The magistrate said he looked at the footage and considered the answers that the defendants gave during cross examination.
He looked at the footage and the answers given in cross examination, adding that he was of the view that the evidence proved the prosecution’s case beyond reasonable doubt.
“… what the defendants did was not permissible in law. We have a legal system. We have certain things we do as a society but we cannot allow what was done by the two defendants to pass as how we do things as a developed society,” Burnett said.
“There are laws to take care of everything. What the defendants did was wrong.”
In mitigation, the defendants’ lawyer, Grant Connell told the court that he did not think that there would be an appeal in the matter.
He noted that Williams has no previous conviction and worked previously in construction and baking and selling bread.
He said the defendant has no children and is remorseful for his actions.
“You have seen this case, you have seen the video, you have heard the evidence. There was a high level of provocation,” the lawyer said, adding that his client throws himself at the mercy of the court and begs for mercy.
“You heard in the evidence in this case that young man (Williams) went to school and he had interaction with this young man (Gibson). You also heard in this court from a young lady who told you in no uncertain terms what was done to her,” Connell said, referring to Cornwall’s claims that Gibson has touched her breasts and buttocks
“That issue was brought out in this case and I may quote you. We have a legal system. We cannot allow what was done by the defendants. But you heard evidence of a man indecently assaulting a woman, a report was made to the police and a year has passed and the file went to the DPP and nothing was done. Same legal system,” Connell said.

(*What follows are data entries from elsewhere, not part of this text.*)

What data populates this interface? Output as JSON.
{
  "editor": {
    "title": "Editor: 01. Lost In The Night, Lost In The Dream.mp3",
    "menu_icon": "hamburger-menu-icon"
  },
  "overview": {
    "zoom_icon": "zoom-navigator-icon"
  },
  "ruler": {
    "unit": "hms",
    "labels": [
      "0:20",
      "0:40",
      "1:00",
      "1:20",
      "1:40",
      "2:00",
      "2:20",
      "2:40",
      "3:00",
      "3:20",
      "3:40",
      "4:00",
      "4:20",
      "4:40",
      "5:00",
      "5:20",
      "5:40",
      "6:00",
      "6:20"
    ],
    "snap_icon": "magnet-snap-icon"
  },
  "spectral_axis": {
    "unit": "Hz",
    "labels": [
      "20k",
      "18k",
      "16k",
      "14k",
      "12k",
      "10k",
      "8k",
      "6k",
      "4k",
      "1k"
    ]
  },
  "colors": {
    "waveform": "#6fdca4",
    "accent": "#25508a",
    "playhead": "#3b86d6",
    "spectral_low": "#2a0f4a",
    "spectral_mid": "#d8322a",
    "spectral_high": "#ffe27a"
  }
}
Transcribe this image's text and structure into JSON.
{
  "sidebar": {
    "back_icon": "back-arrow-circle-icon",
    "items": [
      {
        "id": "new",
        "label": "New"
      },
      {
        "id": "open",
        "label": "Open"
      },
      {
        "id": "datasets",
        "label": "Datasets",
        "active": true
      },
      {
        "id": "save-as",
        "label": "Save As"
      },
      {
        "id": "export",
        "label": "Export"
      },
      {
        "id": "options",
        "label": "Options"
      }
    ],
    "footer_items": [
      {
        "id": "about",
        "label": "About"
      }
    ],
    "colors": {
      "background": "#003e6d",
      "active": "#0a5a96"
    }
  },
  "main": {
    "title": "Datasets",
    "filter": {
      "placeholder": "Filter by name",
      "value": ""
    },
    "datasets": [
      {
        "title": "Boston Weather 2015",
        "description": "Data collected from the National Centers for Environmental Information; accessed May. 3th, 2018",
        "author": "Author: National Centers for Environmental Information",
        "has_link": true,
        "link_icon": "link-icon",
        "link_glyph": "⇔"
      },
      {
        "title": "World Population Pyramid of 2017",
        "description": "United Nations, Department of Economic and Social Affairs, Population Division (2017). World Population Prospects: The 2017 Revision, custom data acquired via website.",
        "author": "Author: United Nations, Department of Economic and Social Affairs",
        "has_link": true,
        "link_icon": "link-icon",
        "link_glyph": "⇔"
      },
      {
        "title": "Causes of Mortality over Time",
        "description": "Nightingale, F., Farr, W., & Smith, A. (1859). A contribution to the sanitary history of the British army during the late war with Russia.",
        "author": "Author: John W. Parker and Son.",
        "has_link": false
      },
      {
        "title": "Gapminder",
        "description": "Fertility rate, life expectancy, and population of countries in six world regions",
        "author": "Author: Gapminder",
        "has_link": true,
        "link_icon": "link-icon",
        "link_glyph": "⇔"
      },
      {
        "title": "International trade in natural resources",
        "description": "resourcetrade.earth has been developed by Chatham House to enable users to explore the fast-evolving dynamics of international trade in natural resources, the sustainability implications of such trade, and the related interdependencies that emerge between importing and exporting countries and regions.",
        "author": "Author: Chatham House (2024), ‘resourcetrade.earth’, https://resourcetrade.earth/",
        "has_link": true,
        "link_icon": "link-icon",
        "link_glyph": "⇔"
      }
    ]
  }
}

The magistrate said this did not mean that the defendants were permitted to do what they did.
The lawyer said he was not saying that two wrongs make a right but that he was commenting on the same legal system.
“The question was asked, ‘Why didn’t you go to the police?’ Well, they did, albeit after. I’d say with no second thoughts that the police station, the analogy can be made of it being the accident and emergency ward of justice,” Connell said.
“So, like the hospital, when you go to the hospital and you are bleeding, the first interaction with the doctor, if they don’t deal with the injury there and then and they say sit and wait, wait for the surgeon to go and deal with it, the surgeon can’t raise the dead.”
He said that similarly, in the police station, when a report is made “about his action” or about Gibson’s actions of having brass knuckles in school…”
Connell said brass knuckles are an offensive weapon, adding, “and a legal system does nothing, you ask yourself when the legal injury is created at the police station, how do we fix it.
“Can it be fixed? Can the legal surgeon higher up address it or does justice go begging? … on the next occasion it will not be something more serious.”
The lawyer said that Phillips has a previous conviction. He asked the court to impose a bond on both defendants.
The prosecutor, acting Corporal of Police, Corlene Samuel did not object to bond for Williams but asked for a bond and a fine for Phillips.
“Fine someone with little or no means?” the lawyer asked and told the court that Phillips makes about EC$350 a month.
After handing down the sentence, the magistrate said that during the trial and even at the sentencing, he had been looking at Gibson.
“Are you OK, Mr. Gibson?” Burnett said.
“Yes, I’m fine,” the virtual complainant said.
“The case is at an end, both defendants have been convicted. The three of you are young people,” the senior magistrate said.